In a defensive mode (having value to protect from loss), analysts assess the extent of the risk. It is both a function of keeping accounts and retributing the value to its source (including the value of any liability to the risk).

The chairman of the Federal Reserve says, for example, he will extend the extended policy of monetary easing. Bernanke says resisting deflation is job one.

Deflation presents the highest degree of risk, extending to every aspect of the economy, especially the accumulation of gamma risk that is already over-accumulated.

Our concept of risk incunabulates from the accumulated wealth of royalty. They also accumulated risk with the reward, and it was necessary to measure the extent of the risk in order to keep the wealth accumulated without discouraging the incentive to produce it, much like we do today, trading reduced risk for distribution of the reward. The trick, of course, is to reduce the extent of the risk without a proportional distribution which, of course, as the king found out, does not happen without certain, inevitable, risk.

Gamma reduction of the risk (reducing the risk of losing the ability to command and control it) is job one. It has priority or the power will be lost to a lower class (like progressives) just like the king had to share power with the bourgeoisie--a process in which the king's wealth was transformed into capital, which was transformed into the wealth of nations, displacing the rights of the king with a ruling class empowered with the natural right of The People (its subjects) to sovereign power, effectively reducing the liability of the risk.

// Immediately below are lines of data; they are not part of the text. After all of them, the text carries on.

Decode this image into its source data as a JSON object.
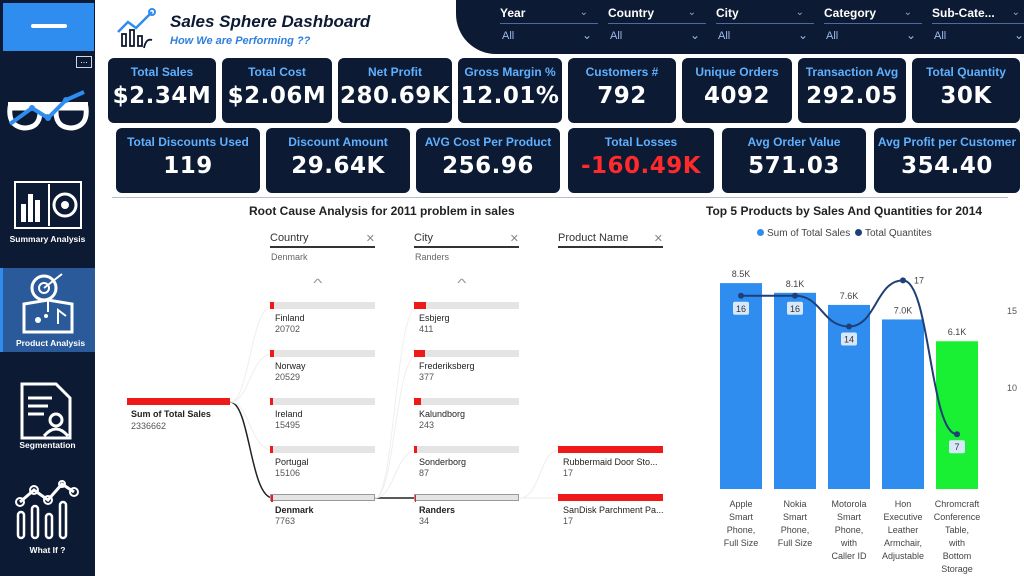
{
  "header": {
    "title": "Sales Sphere Dashboard",
    "subtitle": "How We are Performing ??"
  },
  "filters": [
    {
      "label": "Year",
      "value": "All"
    },
    {
      "label": "Country",
      "value": "All"
    },
    {
      "label": "City",
      "value": "All"
    },
    {
      "label": "Category",
      "value": "All"
    },
    {
      "label": "Sub-Cate...",
      "value": "All"
    }
  ],
  "sidebar": {
    "more_label": "...",
    "items": [
      {
        "label": "Summary Analysis",
        "icon": "summary-chart-icon"
      },
      {
        "label": "Product Analysis",
        "icon": "product-box-icon"
      },
      {
        "label": "Segmentation",
        "icon": "segmentation-doc-icon"
      },
      {
        "label": "What If ?",
        "icon": "what-if-chart-icon"
      }
    ]
  },
  "kpis_row1": [
    {
      "label": "Total Sales",
      "value": "$2.34M"
    },
    {
      "label": "Total Cost",
      "value": "$2.06M"
    },
    {
      "label": "Net Profit",
      "value": "280.69K"
    },
    {
      "label": "Gross Margin %",
      "value": "12.01%"
    },
    {
      "label": "Customers #",
      "value": "792"
    },
    {
      "label": "Unique Orders",
      "value": "4092"
    },
    {
      "label": "Transaction Avg",
      "value": "292.05"
    },
    {
      "label": "Total Quantity",
      "value": "30K"
    }
  ],
  "kpis_row2": [
    {
      "label": "Total Discounts Used",
      "value": "119"
    },
    {
      "label": "Discount Amount",
      "value": "29.64K"
    },
    {
      "label": "AVG Cost Per Product",
      "value": "256.96"
    },
    {
      "label": "Total Losses",
      "value": "-160.49K"
    },
    {
      "label": "Avg Order Value",
      "value": "571.03"
    },
    {
      "label": "Avg Profit per Customer",
      "value": "354.40"
    }
  ],
  "decomposition": {
    "title": "Root Cause Analysis for 2011 problem in sales",
    "root": {
      "label": "Sum of Total Sales",
      "value": "2336662"
    },
    "columns": [
      {
        "header": "Country",
        "selected": "Denmark"
      },
      {
        "header": "City",
        "selected": "Randers"
      },
      {
        "header": "Product Name",
        "selected": ""
      }
    ],
    "country_items": [
      {
        "name": "Finland",
        "value": "20702"
      },
      {
        "name": "Norway",
        "value": "20529"
      },
      {
        "name": "Ireland",
        "value": "15495"
      },
      {
        "name": "Portugal",
        "value": "15106"
      },
      {
        "name": "Denmark",
        "value": "7763"
      }
    ],
    "city_items": [
      {
        "name": "Esbjerg",
        "value": "411"
      },
      {
        "name": "Frederiksberg",
        "value": "377"
      },
      {
        "name": "Kalundborg",
        "value": "243"
      },
      {
        "name": "Sonderborg",
        "value": "87"
      },
      {
        "name": "Randers",
        "value": "34"
      }
    ],
    "product_items": [
      {
        "name": "Rubbermaid Door Sto...",
        "value": "17"
      },
      {
        "name": "SanDisk Parchment Pa...",
        "value": "17"
      }
    ]
  },
  "colors": {
    "navy": "#0d1a33",
    "accent": "#2f8df0",
    "negative": "#ff2a2a",
    "bar_red": "#ee1a1a",
    "bar_green": "#19f034"
  },
  "chart_data": {
    "type": "bar",
    "title": "Top 5 Products by Sales And Quantities for 2014",
    "categories": [
      "Apple Smart Phone, Full Size",
      "Nokia Smart Phone, Full Size",
      "Motorola Smart Phone, with Caller ID",
      "Hon Executive Leather Armchair, Adjustable",
      "Chromcraft Conference Table, with Bottom Storage"
    ],
    "series": [
      {
        "name": "Sum of Total Sales",
        "type": "bar",
        "values": [
          8500,
          8100,
          7600,
          7000,
          6100
        ],
        "labels": [
          "8.5K",
          "8.1K",
          "7.6K",
          "7.0K",
          "6.1K"
        ],
        "color": "#2f8df0"
      },
      {
        "name": "Total Quantites",
        "type": "line",
        "values": [
          16,
          16,
          14,
          17,
          7
        ],
        "labels": [
          "16",
          "16",
          "14",
          "17",
          "7"
        ],
        "color": "#1f3f78"
      }
    ],
    "y2_ticks": [
      "15",
      "10"
    ],
    "y2_range": [
      5,
      18
    ],
    "y_range": [
      0,
      9000
    ],
    "highlight_color": "#19f034"
  }
}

The volume of risk, however, remains the same irrespective of the shape of the vessel that contains it and manages it to a current value.

It is necessary, then, to evaluate and delimit the extent of the risk--to keep account of assets and probable liability of their accumulation, which is largely a statistical function.

Statistical learning is fundamental to cognition, and in the human species, measuring the probability of the risk--delimiting permanence, identifying the enduring elements of generalized risk--becomes an epistemic gestalt. The objective of "taking the risk" is more than just the sum of its parts. The gestalt has to be structured into a system of rules and boundaries to delimit the objective to the reward. It must fit the level of risk, which if consolidated, clearly defines the reward (class) for all to see (the empirical measure, and the current value, of the risk) in the midst of an otherwise infinite number of probable outcomes (the interpretive property of cognition).

When the needed distribution does not occur to reduce the risk, there is an extension of the risk, increasing the number of probable outcomes (interpretations of the risk). The amount and distributional proportion of risk remains the same. It is the interpretation of the risk that changes with a resulting volatility of its current value, referred to as market sentiment, falsely inferring a popular consent, accumulating value arbitrated from the risk when a distribution is what is needed.

English royalty utilized a device called a "writ of extent" which ordered an assessment of property in payment of debt to the crown. Vestige of that writ survives in the form of defaults and foreclosures, securitized debt, collateralized debt obligations and credit default swaps. Just today, for example, CDS's on treasury securities increased to thirty percent which, of course, is perfect nonsense. While the value of the securities is elastic, the probability of default, unlike the king, is zero. The measure is an interpretation of the extent of the risk that gives it valuable volatility--value arbitraged, or derived, from the interpretation of the risk. If it measures anything, it indicates the willingness of a consolidated capital to remain illiquid.

The illiquidity extends the real value of the risk, just as it did for the king--keeping the source of the value subjected to the current interpretation of its value.

Illiquidity is a crisis mode of capitalism. It is being deliberately extended to derive current value to the point of liability. The amount of accumulated liability is being regulated by the Fed which will continue to resist deflation with inflationary policy.

While a depression will not occur (avoiding a critique of social value--delimiting solutions to the generalized interpretation of the risk), the effect is extended to dissipate the risk of liability without deconsolidating the risk from the gamma proportion. It is the Fed's job to manage the proportion of this risk, "accommodating" an interpretation that produces value without risk of liability--a privilege enjoyed by the king, accounting for the extent of the risk.